Michael G. Bissell, MD, PhD, MPH Guest Editor
The topics covered here move beyond those dealt with over the years in earlier Clinics in Laboratory Medicine editions devoted to various aspects of Toxicology. They begin with a historical perspective on the evolution of clinical toxicology/therapeutic drug testing as we know it today in hospital- and clinic-based settings and explore the extent and context of the growing societal problem of diversion and misuse of prescription pain medications and the structuring of laboratory operations for the support of pain clinics' need to monitor compliance, as well as the newly developing field of ethanol biomarker testing.
In the area of illicit (and/or “quasi-licit”) street drugs, the scope of the problem with newly emerging psychoactive compounds is dramatized and then explored in more detail in the case of the “bath salt” (synthetic cathenone) phenomenon.
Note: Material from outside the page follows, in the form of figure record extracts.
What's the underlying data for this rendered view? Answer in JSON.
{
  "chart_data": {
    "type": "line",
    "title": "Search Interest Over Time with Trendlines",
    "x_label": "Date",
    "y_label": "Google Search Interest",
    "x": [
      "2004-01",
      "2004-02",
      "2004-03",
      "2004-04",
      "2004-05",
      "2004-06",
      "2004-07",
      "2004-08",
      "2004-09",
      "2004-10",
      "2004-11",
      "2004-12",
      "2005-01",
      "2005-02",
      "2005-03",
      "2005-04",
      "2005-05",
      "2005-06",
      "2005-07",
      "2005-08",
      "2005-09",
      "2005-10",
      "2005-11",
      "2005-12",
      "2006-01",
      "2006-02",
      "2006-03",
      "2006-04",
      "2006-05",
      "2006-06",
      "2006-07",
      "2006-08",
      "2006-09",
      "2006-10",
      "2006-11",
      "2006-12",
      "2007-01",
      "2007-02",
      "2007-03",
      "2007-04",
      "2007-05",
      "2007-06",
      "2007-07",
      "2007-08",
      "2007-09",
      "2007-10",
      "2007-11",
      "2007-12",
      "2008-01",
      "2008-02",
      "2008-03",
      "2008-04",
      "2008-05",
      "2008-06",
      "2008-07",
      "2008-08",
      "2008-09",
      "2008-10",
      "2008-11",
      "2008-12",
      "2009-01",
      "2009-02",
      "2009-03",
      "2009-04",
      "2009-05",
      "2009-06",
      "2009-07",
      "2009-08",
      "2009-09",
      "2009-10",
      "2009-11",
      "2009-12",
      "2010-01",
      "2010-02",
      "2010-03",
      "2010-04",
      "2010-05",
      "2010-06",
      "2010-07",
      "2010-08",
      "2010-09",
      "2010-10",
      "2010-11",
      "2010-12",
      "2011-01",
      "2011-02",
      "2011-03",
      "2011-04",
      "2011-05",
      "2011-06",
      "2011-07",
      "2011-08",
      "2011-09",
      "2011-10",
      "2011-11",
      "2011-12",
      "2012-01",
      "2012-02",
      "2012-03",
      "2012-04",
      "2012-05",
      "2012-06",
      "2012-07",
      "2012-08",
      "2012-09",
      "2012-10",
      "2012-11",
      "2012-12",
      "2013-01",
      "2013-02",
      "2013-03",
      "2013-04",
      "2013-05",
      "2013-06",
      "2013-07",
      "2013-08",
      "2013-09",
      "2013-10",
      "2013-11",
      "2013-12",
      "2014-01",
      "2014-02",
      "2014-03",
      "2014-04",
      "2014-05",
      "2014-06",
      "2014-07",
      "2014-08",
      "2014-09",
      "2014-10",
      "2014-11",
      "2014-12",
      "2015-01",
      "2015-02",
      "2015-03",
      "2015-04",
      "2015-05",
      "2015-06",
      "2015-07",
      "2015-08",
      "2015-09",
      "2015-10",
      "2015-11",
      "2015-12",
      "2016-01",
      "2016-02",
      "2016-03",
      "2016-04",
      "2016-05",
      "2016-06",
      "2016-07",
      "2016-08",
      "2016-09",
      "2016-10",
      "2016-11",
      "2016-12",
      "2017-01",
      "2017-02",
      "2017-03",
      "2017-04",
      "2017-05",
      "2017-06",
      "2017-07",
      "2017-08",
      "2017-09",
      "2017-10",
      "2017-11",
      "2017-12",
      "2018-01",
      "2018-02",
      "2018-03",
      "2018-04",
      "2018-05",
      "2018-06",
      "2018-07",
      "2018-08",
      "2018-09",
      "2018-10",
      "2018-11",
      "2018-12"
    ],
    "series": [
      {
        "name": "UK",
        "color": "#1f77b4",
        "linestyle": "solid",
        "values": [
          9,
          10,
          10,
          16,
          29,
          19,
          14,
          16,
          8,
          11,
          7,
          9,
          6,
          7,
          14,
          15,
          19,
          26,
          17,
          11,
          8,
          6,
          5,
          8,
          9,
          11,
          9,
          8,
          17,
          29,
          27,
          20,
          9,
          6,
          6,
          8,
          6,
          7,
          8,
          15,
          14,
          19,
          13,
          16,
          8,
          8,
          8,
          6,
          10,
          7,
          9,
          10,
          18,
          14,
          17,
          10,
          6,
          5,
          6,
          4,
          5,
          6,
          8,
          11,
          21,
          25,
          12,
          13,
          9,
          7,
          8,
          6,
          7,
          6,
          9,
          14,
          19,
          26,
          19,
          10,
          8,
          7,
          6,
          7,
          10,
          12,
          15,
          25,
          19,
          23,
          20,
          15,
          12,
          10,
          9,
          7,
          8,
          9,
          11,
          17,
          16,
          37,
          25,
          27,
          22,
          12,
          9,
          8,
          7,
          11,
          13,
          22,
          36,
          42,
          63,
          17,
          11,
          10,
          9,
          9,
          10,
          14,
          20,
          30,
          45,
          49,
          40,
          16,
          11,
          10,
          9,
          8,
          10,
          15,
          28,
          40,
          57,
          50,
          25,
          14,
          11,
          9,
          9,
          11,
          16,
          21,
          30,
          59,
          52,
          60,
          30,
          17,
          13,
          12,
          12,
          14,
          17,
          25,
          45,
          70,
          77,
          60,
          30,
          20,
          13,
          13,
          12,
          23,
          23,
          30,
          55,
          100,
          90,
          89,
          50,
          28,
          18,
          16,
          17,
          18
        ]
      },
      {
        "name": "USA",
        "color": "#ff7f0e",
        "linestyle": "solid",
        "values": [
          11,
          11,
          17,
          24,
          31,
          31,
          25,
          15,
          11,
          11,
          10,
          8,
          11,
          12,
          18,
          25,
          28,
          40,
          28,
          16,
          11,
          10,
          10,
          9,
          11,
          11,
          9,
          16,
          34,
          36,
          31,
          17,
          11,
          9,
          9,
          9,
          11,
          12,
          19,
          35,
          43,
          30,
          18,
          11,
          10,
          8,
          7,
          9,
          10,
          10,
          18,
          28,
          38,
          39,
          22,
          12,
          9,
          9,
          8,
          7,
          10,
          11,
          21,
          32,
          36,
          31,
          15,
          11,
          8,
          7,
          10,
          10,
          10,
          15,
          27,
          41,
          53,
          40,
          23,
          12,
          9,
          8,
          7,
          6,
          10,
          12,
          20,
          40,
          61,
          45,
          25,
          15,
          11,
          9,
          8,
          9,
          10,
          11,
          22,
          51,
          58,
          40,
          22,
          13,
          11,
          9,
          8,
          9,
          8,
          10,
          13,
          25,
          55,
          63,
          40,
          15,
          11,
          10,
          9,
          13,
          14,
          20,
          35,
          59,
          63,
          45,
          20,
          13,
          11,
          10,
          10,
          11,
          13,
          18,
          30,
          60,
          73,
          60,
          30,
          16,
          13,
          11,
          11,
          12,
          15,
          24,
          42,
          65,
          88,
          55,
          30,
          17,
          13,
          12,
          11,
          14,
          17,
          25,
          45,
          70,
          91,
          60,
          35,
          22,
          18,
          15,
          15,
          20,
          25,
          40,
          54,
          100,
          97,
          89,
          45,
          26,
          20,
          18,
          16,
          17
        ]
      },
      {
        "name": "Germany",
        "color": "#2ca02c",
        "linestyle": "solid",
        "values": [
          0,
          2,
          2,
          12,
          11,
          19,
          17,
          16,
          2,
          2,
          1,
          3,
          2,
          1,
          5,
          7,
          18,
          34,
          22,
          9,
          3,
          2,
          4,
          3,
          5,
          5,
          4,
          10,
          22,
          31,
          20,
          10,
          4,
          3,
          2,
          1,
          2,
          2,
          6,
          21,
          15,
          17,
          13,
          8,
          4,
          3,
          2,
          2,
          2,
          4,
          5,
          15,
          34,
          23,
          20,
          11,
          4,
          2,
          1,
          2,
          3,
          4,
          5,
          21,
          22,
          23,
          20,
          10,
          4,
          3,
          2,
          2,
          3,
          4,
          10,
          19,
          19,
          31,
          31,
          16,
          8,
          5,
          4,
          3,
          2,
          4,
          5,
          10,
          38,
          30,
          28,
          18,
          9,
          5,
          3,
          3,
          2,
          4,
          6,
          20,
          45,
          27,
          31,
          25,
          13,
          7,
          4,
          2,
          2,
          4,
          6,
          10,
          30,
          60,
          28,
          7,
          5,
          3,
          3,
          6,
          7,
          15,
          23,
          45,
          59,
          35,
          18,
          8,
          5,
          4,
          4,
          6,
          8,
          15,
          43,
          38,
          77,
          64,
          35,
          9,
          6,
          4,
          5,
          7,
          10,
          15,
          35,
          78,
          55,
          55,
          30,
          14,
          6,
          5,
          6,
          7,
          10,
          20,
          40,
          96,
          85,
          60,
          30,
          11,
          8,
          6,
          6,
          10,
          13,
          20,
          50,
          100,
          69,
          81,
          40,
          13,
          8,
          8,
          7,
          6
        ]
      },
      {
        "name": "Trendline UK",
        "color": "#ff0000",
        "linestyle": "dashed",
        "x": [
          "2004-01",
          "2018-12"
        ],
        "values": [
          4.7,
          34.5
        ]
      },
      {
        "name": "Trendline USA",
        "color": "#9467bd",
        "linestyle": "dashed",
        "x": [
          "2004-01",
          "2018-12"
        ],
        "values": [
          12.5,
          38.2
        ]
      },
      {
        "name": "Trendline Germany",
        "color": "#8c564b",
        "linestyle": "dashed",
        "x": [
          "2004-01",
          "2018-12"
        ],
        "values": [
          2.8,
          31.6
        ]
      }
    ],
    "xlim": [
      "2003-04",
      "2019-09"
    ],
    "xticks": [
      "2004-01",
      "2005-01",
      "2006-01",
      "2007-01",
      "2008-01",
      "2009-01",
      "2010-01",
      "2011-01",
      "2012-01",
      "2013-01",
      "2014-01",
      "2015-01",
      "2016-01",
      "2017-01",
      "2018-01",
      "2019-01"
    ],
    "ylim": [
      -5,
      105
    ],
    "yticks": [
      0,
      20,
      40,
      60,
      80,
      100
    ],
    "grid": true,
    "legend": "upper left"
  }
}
There follow some important methodological updates on drugs-of-abuse immunoassay methodology, testing of neonatal specimens, and a variety of other different body fluid specimen matrices finding increasing use in this field, as well as a general review of methods and procedures specific to forensic and postmortem testing and a glimpse of the future in which pharmacogenetics will surely eventually have an impact.
Finally, since the practicality of all clinical and forensic drug testing is that it takes place in one of the most highly regulated environments of just about any field, an overview of this array of regulations is provided.